Let $a$ be irrational, so $f(a) = 0$.

Consider the $\epsilon,\delta$ definition of continuity. Practically speaking, if the function $f$ is continuous at $a$, then given any small $\epsilon$, there is some small neighborhood $(a-\delta,a+\delta)$ so that all the values of $|f(x)|$ are less than $\epsilon$ (since $|f(x) - f(a)| = |f(x)|$).

But any such neighborhood of $a$ contains infinitely many rational numbers (where the values of $f$ will range from $a-\delta$ to $a + \delta$). So, if you choose an $\epsilon < a$, then no matter what $\delta$ you choose, there's some rational $x \in (a-\delta,a+\delta)$ so that $f(x) > a$.

You can basically use the same kind of argument to examine the rational points; choose rational $b$, choose $\epsilon < b$, get the contradiction. Notice that there's one rational number which this argument won't work though (why?). That will be the sole point of continuity.

Once you understand the first example, the second is the same thing with a slight twist.

You need to verify the definition of continuity at each point $y$: for all $\epsilon>0$ there exists a $\delta>0$ such that |f(x)-f(y)|<\epsilon$\epsilon$ whenever $|x-y|<\delta$. Alternatively show that for all sequences $y_n\rightarrow y$, you have $f(y_n)\rightarrow f(y)$.

As a hint for $f(x)$, pick a nice value of $y$, say $y=0.5$. Is $f$ continuous at $0.5$? You have that $|f(x)-f(y)|=|f(x)-0.5|=0.5$ whenever $x$ is irrational. Notice that for any $\delta>0$, there is always an irrational in the interval $(0.5-\delta,0.5+\delta)$. So if $\epsilon=0.4$, for any delta you could always find an irrational $x$ satisfying $|x-0.5|<\delta$, giving $|f(x)-0.5|>\epsilon$, a contradiction. So $f$ is not continuous at $0.5$.

Something interesting happens for $x$ near $0$ though...

A function of one variable $f(x)$ continuous at point $x=p$ if for any given $\epsilon>0$ there exists a $\delta >0$ (where $\delta$ is permitted to depend on $\epsilon$) such that for all $x$ in the interval $(p-\delta, p+\delta)$, $|f(x) - f(p) < \epsilon$.

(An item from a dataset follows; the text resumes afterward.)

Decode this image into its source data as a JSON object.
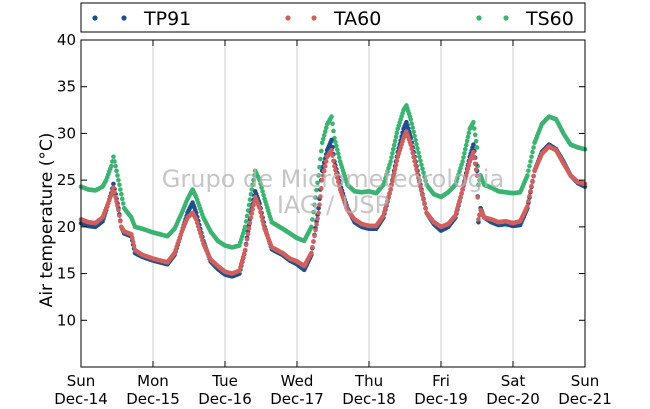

Let's try that for the first function you present. If $p$ is rational and non-zero, then any neighborhood of $p$ will have points with $x$ irrational and $f(x) = 0$, so choosing $\epsilon = p/2$ we see that the definition of continuity at $p$ cannot be met. And if $p$ is irrational any neighborhood of $p$ will contain points with $x$ rational and arbitrarily close to $p$ so that $f(x)$ will be arbitrarily close to $p$, yet $f(p) = 0$. Again choosing $\epsilon = p/2$ shows that $f(x)$ is not continuous at $x=p$.

But now look at $x=0$. Then for any $\epsilon < 0$, if we choose $\delta = \epsilon/2$, every point $x$ with $-\delta < x < \delta$ has $$|f(x) - f(0)| = |f(x)| \leq |x| \leq \delta = \epsilon/2$$ and this demonstrates that $f(x)$ is continuous at $x=0$ (and nowhere else).

Now look at $g(x)$. For $x$ not an integer, the same arguments that show $f(x)$ is non-continuous apply to $g(x)$. Now consider any integer $x = n$, including zero. At all rational points $n < x < n+\delta$, $0 < g(x) < \delta$. Yet for all rational points $n-\delta < x < n$, $1-\delta < g(x) < 1$. This makes it impossible to find a $\delta$ small enough to demonstrate continuity for any $\epsilon < 1$.

So $g(x)$ is discontinuous everywhere.